平竣
夜を日に代へて。少女は汽車に揺られる。此処は明るくともいつも夜汽車だ。
いつも世をおくり続けて居る夜汽車だ。昼はずっと夜でもある。
平かに少女は役目を終えようとしている。安らかに、安かに……
次は身形のきちんとした小さな少年がやってきた。ウールの帽子を被っている。
良く分からないといった顔をしているが、その顔をみて少女は、数刻前の少女自身をそれに見た。

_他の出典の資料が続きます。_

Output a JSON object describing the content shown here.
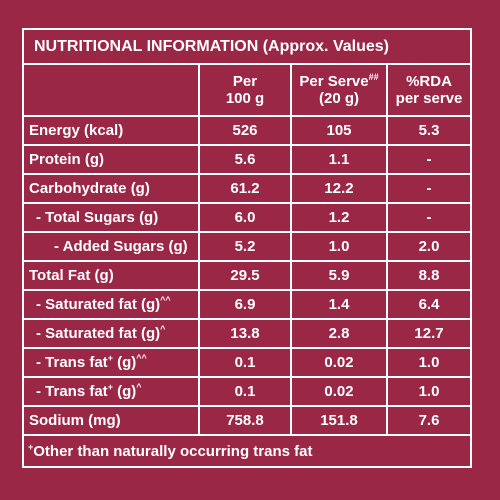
{
  "title": "NUTRITIONAL INFORMATION (Approx. Values)",
  "header": [
    [
      [
        "Per"
      ],
      [
        "100 g"
      ]
    ],
    [
      [
        "Per Serve",
        {
          "sup": "##"
        }
      ],
      [
        "(20 g)"
      ]
    ],
    [
      [
        "%RDA"
      ],
      [
        "per serve"
      ]
    ]
  ],
  "rows": [
    {
      "label": [
        "Energy (kcal)"
      ],
      "values": [
        "526",
        "105",
        "5.3"
      ]
    },
    {
      "label": [
        "Protein (g)"
      ],
      "values": [
        "5.6",
        "1.1",
        "-"
      ]
    },
    {
      "label": [
        "Carbohydrate (g)"
      ],
      "values": [
        "61.2",
        "12.2",
        "-"
      ]
    },
    {
      "label": [
        "- Total Sugars (g)"
      ],
      "values": [
        "6.0",
        "1.2",
        "-"
      ]
    },
    {
      "label": [
        "- Added Sugars (g)"
      ],
      "values": [
        "5.2",
        "1.0",
        "2.0"
      ]
    },
    {
      "label": [
        "Total Fat (g)"
      ],
      "values": [
        "29.5",
        "5.9",
        "8.8"
      ]
    },
    {
      "label": [
        "- Saturated fat (g)",
        {
          "sup": "^^"
        }
      ],
      "values": [
        "6.9",
        "1.4",
        "6.4"
      ]
    },
    {
      "label": [
        "- Saturated fat (g)",
        {
          "sup": "^"
        }
      ],
      "values": [
        "13.8",
        "2.8",
        "12.7"
      ]
    },
    {
      "label": [
        "- Trans fat",
        {
          "sup": "+"
        },
        " (g)",
        {
          "sup": "^^"
        }
      ],
      "values": [
        "0.1",
        "0.02",
        "1.0"
      ]
    },
    {
      "label": [
        "- Trans fat",
        {
          "sup": "+"
        },
        " (g)",
        {
          "sup": "^"
        }
      ],
      "values": [
        "0.1",
        "0.02",
        "1.0"
      ]
    },
    {
      "label": [
        "Sodium (mg)"
      ],
      "values": [
        "758.8",
        "151.8",
        "7.6"
      ]
    }
  ],
  "footnote": [
    {
      "sup": "+"
    },
    "Other than naturally occurring trans fat"
  ]
}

つぎつぎと遣って来た、あの彼らが送ってきたそれは、少女のそれとは区分こそ違っていたものの、それは継承だった。同じ根本を抱えていたのだ。それは言わずもがなの前提であった。
――僕らは一本の糸で繋がって居るのだからね。
彼が云ったことも今夜汽車を降りようとしている少女にはちょっとだけ分かった。
然ようなら、と夜汽車のすべてに労いの意を傾けて、少女はドアの傍に佇んで降車の訪れを待つ。

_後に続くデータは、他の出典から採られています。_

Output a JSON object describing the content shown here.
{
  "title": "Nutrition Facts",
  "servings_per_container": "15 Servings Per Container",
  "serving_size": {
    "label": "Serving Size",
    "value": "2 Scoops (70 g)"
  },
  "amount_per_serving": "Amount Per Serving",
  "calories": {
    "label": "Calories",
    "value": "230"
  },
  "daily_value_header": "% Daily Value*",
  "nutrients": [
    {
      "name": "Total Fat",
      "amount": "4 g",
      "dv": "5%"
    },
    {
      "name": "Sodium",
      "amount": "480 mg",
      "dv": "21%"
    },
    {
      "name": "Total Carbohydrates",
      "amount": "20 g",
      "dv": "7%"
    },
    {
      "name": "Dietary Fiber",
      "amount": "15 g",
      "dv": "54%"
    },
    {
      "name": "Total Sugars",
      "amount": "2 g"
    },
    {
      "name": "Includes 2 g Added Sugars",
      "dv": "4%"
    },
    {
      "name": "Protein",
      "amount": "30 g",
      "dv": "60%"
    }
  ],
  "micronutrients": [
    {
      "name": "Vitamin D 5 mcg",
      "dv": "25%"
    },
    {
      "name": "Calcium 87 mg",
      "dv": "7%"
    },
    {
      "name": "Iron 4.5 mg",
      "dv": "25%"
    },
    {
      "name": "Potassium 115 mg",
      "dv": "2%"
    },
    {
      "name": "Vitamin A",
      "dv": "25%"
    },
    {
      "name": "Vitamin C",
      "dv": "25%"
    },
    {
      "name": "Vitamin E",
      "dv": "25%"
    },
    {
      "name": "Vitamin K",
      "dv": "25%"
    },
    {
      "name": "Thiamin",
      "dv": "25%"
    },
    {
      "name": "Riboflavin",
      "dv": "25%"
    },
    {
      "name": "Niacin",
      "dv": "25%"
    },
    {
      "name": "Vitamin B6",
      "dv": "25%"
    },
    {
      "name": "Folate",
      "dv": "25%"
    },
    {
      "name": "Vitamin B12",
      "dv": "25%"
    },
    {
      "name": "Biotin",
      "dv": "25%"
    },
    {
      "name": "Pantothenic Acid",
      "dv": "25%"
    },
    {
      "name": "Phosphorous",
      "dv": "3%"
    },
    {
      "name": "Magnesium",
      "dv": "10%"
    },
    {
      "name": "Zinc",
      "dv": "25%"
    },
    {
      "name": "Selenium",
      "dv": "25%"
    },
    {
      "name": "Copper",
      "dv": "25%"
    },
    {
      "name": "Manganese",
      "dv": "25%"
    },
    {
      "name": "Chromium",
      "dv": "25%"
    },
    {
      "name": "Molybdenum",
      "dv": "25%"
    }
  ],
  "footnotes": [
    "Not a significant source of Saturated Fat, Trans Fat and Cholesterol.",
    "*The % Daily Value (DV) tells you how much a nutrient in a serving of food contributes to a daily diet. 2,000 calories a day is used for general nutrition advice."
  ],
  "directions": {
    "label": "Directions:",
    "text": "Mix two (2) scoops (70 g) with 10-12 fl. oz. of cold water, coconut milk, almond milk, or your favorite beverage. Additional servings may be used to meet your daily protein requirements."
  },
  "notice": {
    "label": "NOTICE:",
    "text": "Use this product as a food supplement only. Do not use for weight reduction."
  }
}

振り返る車内はぼんやりとうたた寝をしているような暖かい灯りに装飾されており、沈んでもいたが、幾分明るかった。
さっき訪れた少年に少女はひとつ目配せをして、まるでさっきの眼鏡の男性のように、やさしく会釈をした。
君のおくるものが、どういう
急襲とは無縁だった、この幼い少年へ向けて、少女は目線に来星を託してホームに去った。扉の開く古くさい音。少女以外の誰かもホームに降りる音。
少年は少女の座っていたボックス席にひとり腰かけた。
夜汽車はまた走り出した。声のせぬ号令と共に何処かへ向けて方向転換している。
宵の明星が直ぐに目に飛び込んできた。少年は未来の星空と、今とを比べてどこか違和感を覚え心中ひそかに首を傾げた。

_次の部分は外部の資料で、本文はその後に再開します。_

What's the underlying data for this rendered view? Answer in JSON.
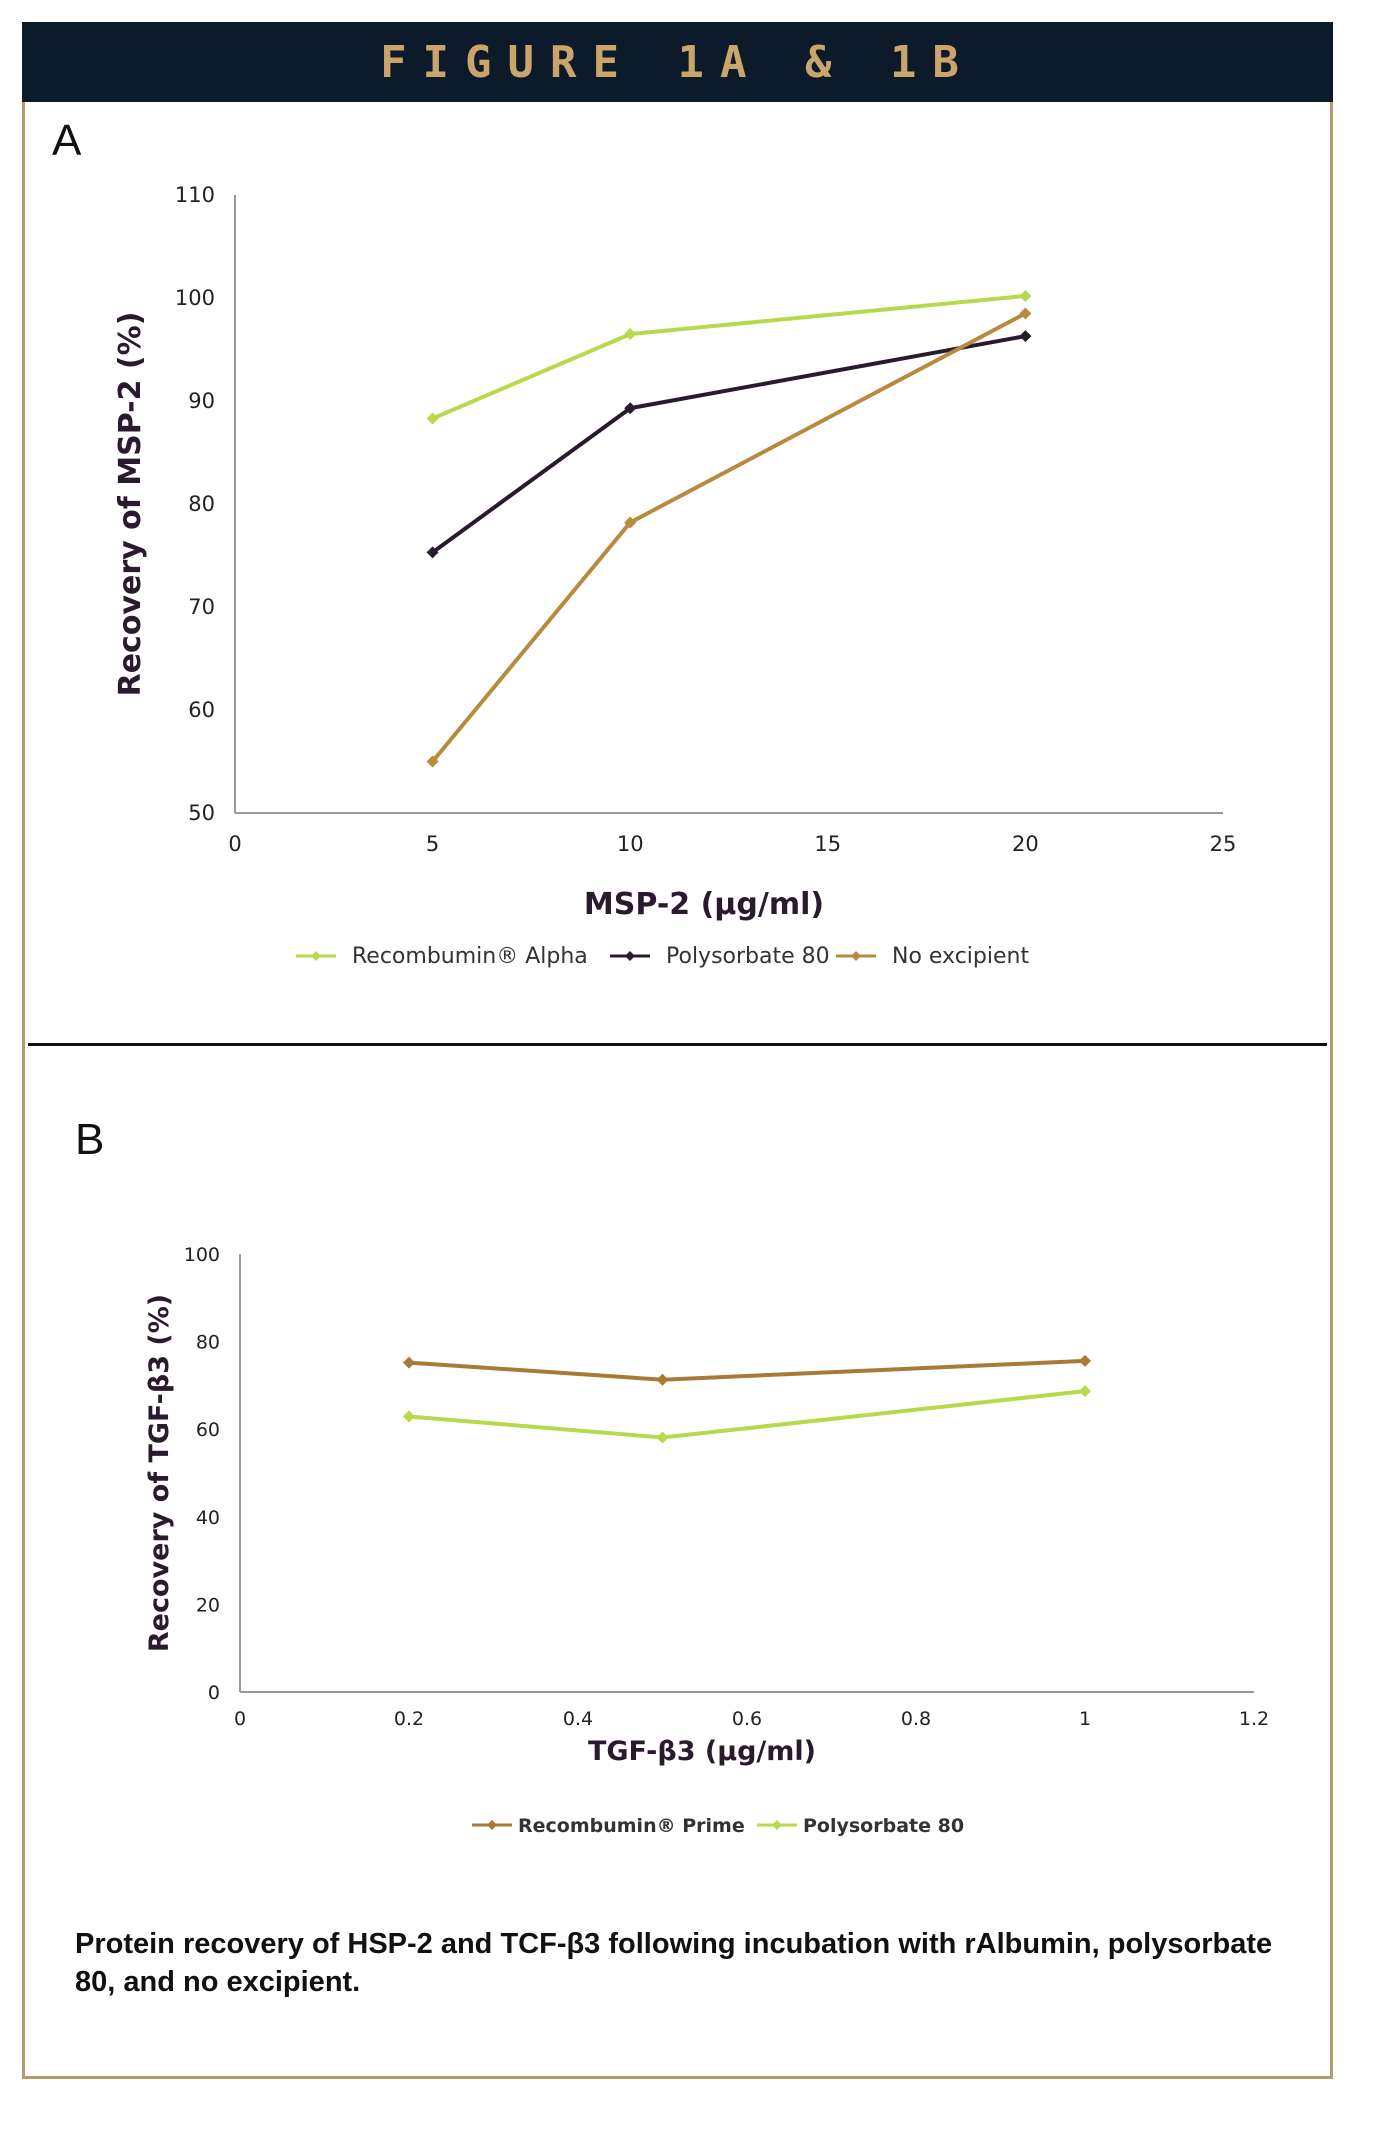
{
  "header": {
    "title": "FIGURE 1A & 1B"
  },
  "caption": "Protein recovery of HSP-2 and TCF-β3 following incubation with rAlbumin, polysorbate 80, and no excipient.",
  "colors": {
    "banner_bg": "#0c1a2a",
    "banner_text": "#c9a46b",
    "frame": "#b89a6a"
  },
  "chart_data": [
    {
      "panel": "A",
      "type": "line",
      "xlabel": "MSP-2 (µg/ml)",
      "ylabel": "Recovery of MSP-2 (%)",
      "xlim": [
        0,
        25
      ],
      "ylim": [
        50,
        110
      ],
      "xticks": [
        0,
        5,
        10,
        15,
        20,
        25
      ],
      "yticks": [
        50,
        60,
        70,
        80,
        90,
        100,
        110
      ],
      "grid": false,
      "legend_position": "bottom",
      "series": [
        {
          "name": "Recombumin® Alpha",
          "color": "#b8d94a",
          "x": [
            5,
            10,
            20
          ],
          "values": [
            88.3,
            96.5,
            100.2
          ]
        },
        {
          "name": "Polysorbate 80",
          "color": "#2a1a2e",
          "x": [
            5,
            10,
            20
          ],
          "values": [
            75.3,
            89.3,
            96.3
          ]
        },
        {
          "name": "No excipient",
          "color": "#b98a3e",
          "x": [
            5,
            10,
            20
          ],
          "values": [
            55.0,
            78.2,
            98.5
          ]
        }
      ]
    },
    {
      "panel": "B",
      "type": "line",
      "xlabel": "TGF-β3 (µg/ml)",
      "ylabel": "Recovery of TGF-β3 (%)",
      "xlim": [
        0,
        1.2
      ],
      "ylim": [
        0,
        100
      ],
      "xticks": [
        0,
        0.2,
        0.4,
        0.6,
        0.8,
        1,
        1.2
      ],
      "yticks": [
        0,
        20,
        40,
        60,
        80,
        100
      ],
      "grid": false,
      "legend_position": "bottom",
      "series": [
        {
          "name": "Recombumin® Prime",
          "color": "#a87a36",
          "x": [
            0.2,
            0.5,
            1
          ],
          "values": [
            75.2,
            71.3,
            75.6
          ]
        },
        {
          "name": "Polysorbate 80",
          "color": "#b8d94a",
          "x": [
            0.2,
            0.5,
            1
          ],
          "values": [
            62.9,
            58.1,
            68.7
          ]
        }
      ]
    }
  ]
}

少女を迎えた懐かしい星の並びは、あのころそのままだった。
少女の帰りは果たされ、また少年へと席が移る。
誰もが惜しげもなく時代を手離すのは、理だと割切っているからだろうか?
美しい世に執着が似合わないとは、昔から通ずるような一説であるのだ。
――そうね、どうか美しくあれ
あたらしくも 過去と和するようなやわらかさを、噫―――
天命。北極星が僅かにゆれながらその位置を変えず。九天直下が臨機に転じた。